Circle of Friends was a cult that operated in the 1970s, out of Morristown, New Jersey and Washington D.C.[1][2][3] Its nominal head was George G. Jurscek, who was born in Hungary c.1920 and immigrated to the United States, becoming naturalized around 1953.[1] According to the testimony provided by former members, Jurscek gave millenarianist lectures twice a week about "a great political and economic collapse (that) would occur before 2000."[4]
In 1978, the New York Times reported that it appeared to be actually run by Margaret L. Reinauer, Dianne Deming Desiderio, Mary O'Rourke, and Lark Bergwin.[1] The group called themselves a "capitalistic commune" with a mission of making its members "healthy, wealthy, and wise."[1][2] They were headquartered in the former Saltz Hotel at West Hanover Avenue and Sussex Turnpike in Mount Freedom in Randolph Township, which the group purchased in 1978 for US$600,000.[5][6] At the time the group claimed assets of $6 million.[6]
As of 1978, the group owned multiple properties and businesses, including a security guard service and a real‐estate investment, and construction companies.[1] According to a 1991 article in the journal Security Management, Ideological and Theological Background in the 1970's, the Cult drew on Gnostic Christian and Anthroposophical Teachings to inculcate, in the lectures of Mr. Jursek, that the endtime was near and that only the surviving "knowers" would survive. The Circle drew initiates into the Cult with messages of special knowledge and a spiritual/racial theory that seduced members into believing that they would be among the surviving Gnostic elite after the apocalypse that was coming. Jursek drew on the popular spiritual teachings of Hal Lindsey and a variety of Hindu teachings about the Kali-Yuga regarding the end-time. More research might be done into the particular syncretic notions that were particular to Jursek's religious teachings within the Circle. Jews and Blacks were prize initiates but the racialist and Gnostic Christian teachings may have alienated minorities. How these theological and end-time teachings might have been integrated into a "capitalist commune" or into Jursek's economic theories remains unclear.

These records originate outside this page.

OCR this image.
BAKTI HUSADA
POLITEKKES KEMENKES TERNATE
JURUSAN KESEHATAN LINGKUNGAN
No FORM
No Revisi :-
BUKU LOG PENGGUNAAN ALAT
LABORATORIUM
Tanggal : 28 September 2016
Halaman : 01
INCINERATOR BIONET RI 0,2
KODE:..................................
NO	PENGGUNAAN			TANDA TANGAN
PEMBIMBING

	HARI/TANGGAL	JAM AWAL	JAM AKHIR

Members of the lower echelon of the group worked primarily as security officers with many working double shifts. Salaries were sent to the group's post office box. Members were encouraged to enroll in colleges, receive education loans, and then defer payment. When charges were brought against the group for the student loan scam, other frauds surfaced. Members would work for two different private security firms at the same time and have someone else sign in for them at one job while they worked another. Sex was used as a means to keep supervisors from revealing the practice to company heads.[2]
— L. Kahaner
In 1988, Jurscek and O'Rourke were tried for conspiracy and fraud on the student-loan defaults.[4] Six former members of the group, including Bergwin and Desiderio, testified for the prosecution.[4][7] The two were convicted of fraud and conspiracy.[3][8] They faced up to 20 years imprisonment and fines of up to $200,000 each.[8] In September 1991 Jurscek was sentenced to 7 years.[9]